НРЗБ - Гандлевский Сергей. Страница 32
Потом ездили катером на остров, славный своими кружевами, и остров – колонию стеклодувов, и на остров, где спят вечным сном заодно с простыми смертными четыре знаменитости. А я ошеломленно пялился на всю эту невидаль, глотал пригоршнями таблетки от давления и поноса – патриотическая реакция моего желудка на местную воду – вздыхал и тяготился. Эх, нас бы, да тридцать лет назад, да сюда бы… А мы так бездарно профукали свои лучшие годы, скуля под семиструнку, ломясь в открытые, а хоть бы и закрытые двери, ночи напролет надсаживая глотки в сдобренных портвейном словопрениях на шестиметровых кухнях, в сторожках и котельных…

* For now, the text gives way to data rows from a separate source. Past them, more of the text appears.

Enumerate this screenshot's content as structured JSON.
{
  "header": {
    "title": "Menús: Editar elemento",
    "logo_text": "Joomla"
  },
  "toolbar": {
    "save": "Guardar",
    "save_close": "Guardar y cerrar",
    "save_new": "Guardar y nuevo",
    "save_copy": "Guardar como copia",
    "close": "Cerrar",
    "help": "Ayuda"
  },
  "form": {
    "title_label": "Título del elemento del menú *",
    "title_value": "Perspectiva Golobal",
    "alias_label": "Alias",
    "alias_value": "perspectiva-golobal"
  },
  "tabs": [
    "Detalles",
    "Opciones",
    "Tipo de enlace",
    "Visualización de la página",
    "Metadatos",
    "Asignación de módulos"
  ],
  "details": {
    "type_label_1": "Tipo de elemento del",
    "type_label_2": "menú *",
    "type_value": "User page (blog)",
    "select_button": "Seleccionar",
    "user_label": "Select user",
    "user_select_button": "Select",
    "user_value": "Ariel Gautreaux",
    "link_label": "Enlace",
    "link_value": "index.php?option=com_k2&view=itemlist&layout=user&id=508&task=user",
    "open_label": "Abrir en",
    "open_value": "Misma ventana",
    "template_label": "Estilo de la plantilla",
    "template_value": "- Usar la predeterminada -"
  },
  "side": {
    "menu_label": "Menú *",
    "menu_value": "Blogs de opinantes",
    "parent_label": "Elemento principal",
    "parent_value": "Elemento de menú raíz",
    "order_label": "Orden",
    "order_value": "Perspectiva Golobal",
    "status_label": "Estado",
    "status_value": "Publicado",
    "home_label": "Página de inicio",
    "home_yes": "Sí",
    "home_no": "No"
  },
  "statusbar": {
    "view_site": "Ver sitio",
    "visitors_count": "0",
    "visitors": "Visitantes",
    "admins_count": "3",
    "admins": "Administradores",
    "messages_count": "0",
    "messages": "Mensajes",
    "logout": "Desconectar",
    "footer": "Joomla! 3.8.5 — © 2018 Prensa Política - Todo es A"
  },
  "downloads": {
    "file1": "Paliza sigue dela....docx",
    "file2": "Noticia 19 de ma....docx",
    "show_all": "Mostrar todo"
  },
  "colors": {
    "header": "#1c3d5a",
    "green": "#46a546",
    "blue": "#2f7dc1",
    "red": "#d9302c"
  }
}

И наконец – пятый день конференции, утреннее заседание, предшествовавшее моему мальчишескому бегству от ангела-хранителя в образе семидесятилетней двужильной эмигрантки и – подумать только! – бывшей любовницы. Как равный среди равных, с сознанием выполненного долга я уселся неспешно на откидное кресло в конференц-зале, приветливо раскланиваясь направо и налево со светилами славистики, большинство из которых я знал и чтил до поры лишь по публикациям, когда почувствовал, как от объявления, прозвучавшего с председательской кафедры, рубашка прилипла у меня к спине. Председатель, огромный англичанин с бронзовой лысиной и неправдоподобным именем Джон Браун, дока в современной русской поэзии, на своем роскошном русском объявил доклад Никитина, с улыбкой объяснив изменение в программе заседания хорошо известной в ученых кругах эксцентричностью русского коллеги, нагрянувшего на конференцию экспромтом – проездом из лекционного турне по немецким университетам.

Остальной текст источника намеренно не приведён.